Statin discontinuation and increased ASCVD risk: Two large cohort studies showed adjusted HRs of 1.33 and 1.32 for cardiovascular events after statin discontinuation.

• Life-limiting illness with estimated survival <1 year: It may be reasonable to discontinue statin therapy to improve quality of life (Class IIb, LOE C-LD).
• Shared decision-making is essential: Involving the clinician, patient, and/or caregiver is reasonable when deprescribing is considered (Class IIa, LOE C-EO).
• Communication matters: Patients prefer phrasing focused on the risk of adverse effects rather than goals of therapy when discussing deprescribing.
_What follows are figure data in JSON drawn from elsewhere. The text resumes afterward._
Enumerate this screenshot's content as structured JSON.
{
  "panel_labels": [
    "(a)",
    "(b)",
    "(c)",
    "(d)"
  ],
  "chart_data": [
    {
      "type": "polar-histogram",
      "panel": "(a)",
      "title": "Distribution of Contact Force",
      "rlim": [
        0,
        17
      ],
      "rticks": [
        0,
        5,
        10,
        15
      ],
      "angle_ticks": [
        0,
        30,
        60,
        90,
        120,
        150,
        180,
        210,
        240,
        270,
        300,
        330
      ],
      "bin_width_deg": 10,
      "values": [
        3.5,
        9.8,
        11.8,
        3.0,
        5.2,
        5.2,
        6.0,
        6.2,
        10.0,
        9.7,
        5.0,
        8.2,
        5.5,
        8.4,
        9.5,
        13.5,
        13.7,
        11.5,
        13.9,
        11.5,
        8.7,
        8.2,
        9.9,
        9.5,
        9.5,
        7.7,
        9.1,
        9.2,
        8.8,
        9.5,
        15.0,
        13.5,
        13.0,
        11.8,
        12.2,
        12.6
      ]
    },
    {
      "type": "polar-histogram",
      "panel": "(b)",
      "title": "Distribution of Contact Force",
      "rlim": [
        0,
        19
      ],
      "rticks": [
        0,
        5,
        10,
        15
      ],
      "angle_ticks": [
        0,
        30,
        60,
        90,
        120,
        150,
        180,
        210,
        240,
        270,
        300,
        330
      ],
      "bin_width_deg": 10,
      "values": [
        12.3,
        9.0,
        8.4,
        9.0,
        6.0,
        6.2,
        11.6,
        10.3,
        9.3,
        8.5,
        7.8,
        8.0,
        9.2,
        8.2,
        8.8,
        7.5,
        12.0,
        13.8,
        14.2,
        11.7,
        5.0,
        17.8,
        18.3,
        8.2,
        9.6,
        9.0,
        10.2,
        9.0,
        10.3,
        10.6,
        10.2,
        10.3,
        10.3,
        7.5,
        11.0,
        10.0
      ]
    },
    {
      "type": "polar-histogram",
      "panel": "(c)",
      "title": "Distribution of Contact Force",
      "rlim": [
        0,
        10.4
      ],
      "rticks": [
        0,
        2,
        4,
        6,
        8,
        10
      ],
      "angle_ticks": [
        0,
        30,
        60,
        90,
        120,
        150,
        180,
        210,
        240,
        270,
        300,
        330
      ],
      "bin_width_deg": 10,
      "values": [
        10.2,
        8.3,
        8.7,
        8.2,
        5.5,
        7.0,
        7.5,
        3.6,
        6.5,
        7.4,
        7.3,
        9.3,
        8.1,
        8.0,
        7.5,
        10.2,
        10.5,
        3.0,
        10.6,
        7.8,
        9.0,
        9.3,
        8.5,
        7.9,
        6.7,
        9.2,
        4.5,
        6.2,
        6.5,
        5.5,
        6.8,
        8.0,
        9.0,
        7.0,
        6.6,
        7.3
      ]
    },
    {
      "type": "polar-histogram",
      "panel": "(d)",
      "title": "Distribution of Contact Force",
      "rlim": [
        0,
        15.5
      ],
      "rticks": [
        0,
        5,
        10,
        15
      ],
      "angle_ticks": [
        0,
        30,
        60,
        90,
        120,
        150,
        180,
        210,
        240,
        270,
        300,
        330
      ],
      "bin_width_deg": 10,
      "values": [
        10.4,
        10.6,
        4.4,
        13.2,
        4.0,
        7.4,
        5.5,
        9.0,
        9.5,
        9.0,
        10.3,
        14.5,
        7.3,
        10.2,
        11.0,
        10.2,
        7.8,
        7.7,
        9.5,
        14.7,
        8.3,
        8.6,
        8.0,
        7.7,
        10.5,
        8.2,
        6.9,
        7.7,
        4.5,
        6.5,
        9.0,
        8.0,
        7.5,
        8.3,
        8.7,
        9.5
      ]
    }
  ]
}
Non-Statin Alternatives for Older Adults

When statins are not tolerated or when additional LDL-C lowering is needed, the NLA/AGS Consensus identifies two alternatives with evidence in older patients:

Ezetimibe — EWTOPIA 75

The EWTOPIA 75 trial randomized 3,796 Japanese patients ≥75 years (mean age 80.6; 19% ≥85 years) without coronary artery disease to ezetimibe vs usual care. Results showed a 34% relative reduction in risk of MACE (2.6% absolute risk reduction, HR 0.66, 95% CI 0.50–0.86, p=0.002) in the ezetimibe group. This is the first randomized trial to demonstrate the benefit of lipid-lowering monotherapy (non-statin) exclusively in older adults.

Bempedoic Acid — CLEAR Outcomes

The CLEAR Outcomes trial enrolled statin-intolerant high-risk primary prevention patients. In the primary prevention cohort, bempedoic acid reduced the primary endpoint of major adverse cardiovascular events by 30% (absolute risk reduction 2.3%, HR 0.70, 95% CI 0.55–0.89). While 15% of participants were ≥75, specific age subgroup data have not been published. No interaction of treatment by age was observed.

Future Trials: STAREE and PREVENTABLE

Two landmark randomized controlled trials will help close the knowledge gap:

STAREE (Statin Therapy for Reducing Events in the Elderly): ~10,000 Australians aged ≥70, atorvastatin 40 mg vs placebo. Outcomes include disability-free survival, ASCVD, dementia, cancer, and quality of life. First RCT exclusively in older adults without ASCVD. Expected to complete ~December 2025.

PREVENTABLE (PRagmatic EValuation of evENTs And Benefits of Lipid-lowering in oldEr Adults): ~20,000 community-dwelling US adults ≥75, atorvastatin 40 mg vs placebo, ~5 years. Outcomes include disability-free survival, dementia prevention, ASCVD events. Enrolling a more diverse population. Expected to complete ~December 2026.